Regresaron a Rutgers Hill pasada la medianoche. El ex alguacil quizá seguía durmiendo en la habitación de Jamie o, lo más probable, ya había bajado a la cocina para desayunar y estar cerca de Molly.

Tonneman se afeitó deprisa y descendió por las escaleras presuroso. Encontró a Goldsmith donde sospechaba; sentado cómodamente en la cocina con una taza de té en la mano, charlando con Reuben, el chico de la cara picada de viruelas que trabajaba en el ayuntamiento. Reuben no dejaba de moverse; parecía una marioneta.
Homer
, algo molesto por los movimientos del joven, le mordisqueaba las ropas. El muchacho estaba demasiado alterado para percatarse.

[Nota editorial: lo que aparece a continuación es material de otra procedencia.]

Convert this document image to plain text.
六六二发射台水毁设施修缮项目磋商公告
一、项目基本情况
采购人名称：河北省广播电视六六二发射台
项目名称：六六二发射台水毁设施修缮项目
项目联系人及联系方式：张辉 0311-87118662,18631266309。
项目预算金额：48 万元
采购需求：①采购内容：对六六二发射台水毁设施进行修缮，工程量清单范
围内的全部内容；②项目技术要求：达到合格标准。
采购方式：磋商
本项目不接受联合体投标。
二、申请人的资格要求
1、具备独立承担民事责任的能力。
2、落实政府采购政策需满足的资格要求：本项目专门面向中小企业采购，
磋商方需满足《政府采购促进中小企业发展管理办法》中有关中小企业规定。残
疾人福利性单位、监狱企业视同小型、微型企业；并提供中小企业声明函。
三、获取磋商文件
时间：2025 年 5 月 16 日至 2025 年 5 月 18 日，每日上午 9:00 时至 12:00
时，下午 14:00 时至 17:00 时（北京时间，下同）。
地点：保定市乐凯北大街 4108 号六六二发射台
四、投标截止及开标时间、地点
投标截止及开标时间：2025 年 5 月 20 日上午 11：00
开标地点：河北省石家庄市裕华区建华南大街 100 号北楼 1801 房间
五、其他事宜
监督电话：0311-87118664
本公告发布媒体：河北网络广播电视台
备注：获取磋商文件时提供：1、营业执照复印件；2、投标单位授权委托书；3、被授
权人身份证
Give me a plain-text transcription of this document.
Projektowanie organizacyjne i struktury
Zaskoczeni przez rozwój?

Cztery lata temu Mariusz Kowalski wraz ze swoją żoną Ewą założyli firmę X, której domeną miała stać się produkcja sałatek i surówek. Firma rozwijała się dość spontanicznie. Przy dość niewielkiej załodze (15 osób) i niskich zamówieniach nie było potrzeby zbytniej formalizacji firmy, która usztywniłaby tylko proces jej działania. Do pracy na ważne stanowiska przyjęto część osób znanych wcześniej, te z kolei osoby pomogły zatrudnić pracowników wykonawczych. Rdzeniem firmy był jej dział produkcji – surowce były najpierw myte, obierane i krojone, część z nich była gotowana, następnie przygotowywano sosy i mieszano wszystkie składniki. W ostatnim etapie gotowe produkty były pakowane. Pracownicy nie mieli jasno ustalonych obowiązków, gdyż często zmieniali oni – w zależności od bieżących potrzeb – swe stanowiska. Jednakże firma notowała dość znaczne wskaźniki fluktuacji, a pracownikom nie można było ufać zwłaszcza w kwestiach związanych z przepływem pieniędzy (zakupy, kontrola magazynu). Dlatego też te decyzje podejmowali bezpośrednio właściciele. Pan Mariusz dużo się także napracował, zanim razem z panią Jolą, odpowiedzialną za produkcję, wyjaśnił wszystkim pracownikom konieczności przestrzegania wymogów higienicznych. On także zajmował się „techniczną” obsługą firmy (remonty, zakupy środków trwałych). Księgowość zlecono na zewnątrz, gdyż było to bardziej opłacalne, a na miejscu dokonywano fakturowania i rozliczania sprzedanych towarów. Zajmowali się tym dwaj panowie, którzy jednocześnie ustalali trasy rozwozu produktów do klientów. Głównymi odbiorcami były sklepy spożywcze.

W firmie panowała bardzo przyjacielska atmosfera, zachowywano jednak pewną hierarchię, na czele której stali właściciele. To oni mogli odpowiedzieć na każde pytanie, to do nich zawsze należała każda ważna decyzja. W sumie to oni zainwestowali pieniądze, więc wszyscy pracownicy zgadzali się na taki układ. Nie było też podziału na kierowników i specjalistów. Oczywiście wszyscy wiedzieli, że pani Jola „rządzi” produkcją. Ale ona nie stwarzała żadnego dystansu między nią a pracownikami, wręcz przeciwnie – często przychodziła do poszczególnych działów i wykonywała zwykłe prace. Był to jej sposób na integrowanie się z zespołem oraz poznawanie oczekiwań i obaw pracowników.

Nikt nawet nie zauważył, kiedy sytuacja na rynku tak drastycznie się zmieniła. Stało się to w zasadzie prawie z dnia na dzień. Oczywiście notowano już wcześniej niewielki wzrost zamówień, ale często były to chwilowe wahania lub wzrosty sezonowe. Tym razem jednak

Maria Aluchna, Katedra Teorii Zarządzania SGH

—A mí no me lo dirá —dijo Goldsmith a Tonneman—. Mejor que se lo pregunte rápido, antes de que estalle.

—¿Qué ocurre, muchacho?

Reuben habló atropelladamente:

—No sabía a quién contárselo, señor. Bueno... quiero decir que todavía no se ha nombrado nuevo alcalde, y usted es el juez de paz, ¿no?

—Tranquilo, chico. —Tonneman le sujetó los brazos para que el chico dejara de temblar—. Ahora dime.

—Oh, Dios mío —replicó Reuben, lloroso—. Han encontrado otra cabeza.

—Lo sabía. —Goldsmith se levantó—. ¿De qué color tiene el pelo?

—¿El pelo, señor?

—De qué color tiene el pelo, maldito seas.

—Rojo, señor.

Tonneman exhaló un suspiro.

—¿Dónde?

—Detrás de la taberna Serjeant.

—¿Vamos a echar un vistazo? —preguntó Goldsmith.

Molly lanzó un bufido.

—¿Qué podrá contar una cabeza muerta? Lo fundamental ahora es hablar con ese Hickey antes de que lo ejecuten.

—Tiene razón —concedió Tonneman—. Vámonos.

—Claro —asintió Goldsmith, dándose una palmada en la pierna—. Siéntate, chico, y Molly te dará algo de comer.

—Mejor que vayamos andando; llegaremos antes —propuso Tonneman.

—¿Qué ocurre?

Mariana se asomó por la puerta de la cocina.